The Reagan Administration, pressing its luck after what it calls a successful anti-drug campaign involving U.S. troops in Bolivia, has begun to discuss similar deployments with other South American nations.
The effort to disrupt illicit narcotics production in Bolivia involved six U.S. army helicopters and 160 personnel to fly and maintain them. Although the operation led to relatively few arrests, Atty. Gen. Edwin Meese III claimed that in three months the campaign destroyed 16 cocaine refineries and 23 storage facilities and "disrupted in a major way" the production of cocaine.

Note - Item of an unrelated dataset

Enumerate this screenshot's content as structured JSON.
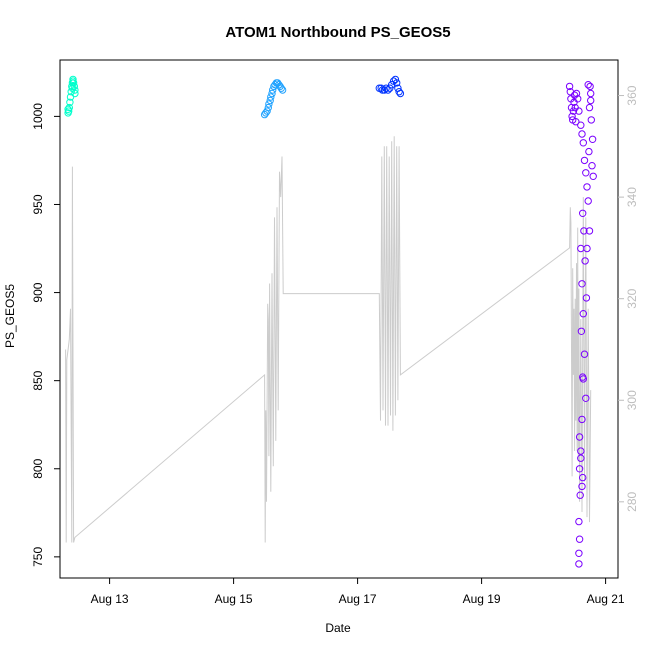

The United States may gain a little in its struggle to be drug-free with such drug raids, but they create political turmoil for poor, drug-producing nations like Bolivia that will continue long after U.S. troops are gone. Bolivia's economy was shaky before the drug raids began because of drops in the prices of its two main legal exports--tin and oil. And the loss of profits from the cocaine trade has intensified the political problems of President Victor Paz Estenssoro, already under attack from his opposition for letting U.S. troops into the country. Paz declared a state of siege to control anti-government demonstrations, and jailed political dissidents without trial. It is no surprise that he wants substantial U.S. financial and military aid as payment for allowing the raids.
The same case would be made by the neighboring nations where cocaine is grown--Colombia, Peru and Ecuador. Ecuador may cooperate because its president, Leon Febres Cordero, gets on well with President Reagan. It may be possible to persuade Colombia, too, because several public officials there have been murdered by drug traffickers, creating public hostility to the drug trade. Hardest of all to persuade will be Peru, the second-biggest cocaine producer in the world. So while more drug raids in South America appear to be a logical follow-up to Operation Blast Furnace, gearing them up will not be as easy as Meese makes it out to be.
In addition, there are still questions as to how effective Bolivia's campaign against the cocaine industry will prove to be in the long run. Once the U.S. helicopters and troops leave, what is to keep the cocaine traders from starting over in the hinterlands of Bolivia or, as some recent reports suggest is already happening, moving to other countries--like Brazil--with access to the Andean highlands where coca leaves grow? If there is one thing that the illegal drug traders have shown over the years, it's that they are as resilient and as quick to adapt to new surroundings as cockroaches.
The raids are dramatic, but the war on drugs will not be won on foreign battlefields. There are simply too many incentives--cultural as well as financial--for poor foreign peasants to grow coca, or marijuana, or the poppies that produce heroin. Their crops can be beaten down for a time, but never eliminated entirely. The real key to stopping illegal drugs is to persuade the prosperous consumers of the industrialized world not to use them. The biggest battles in the war on drugs must be fought on the home front.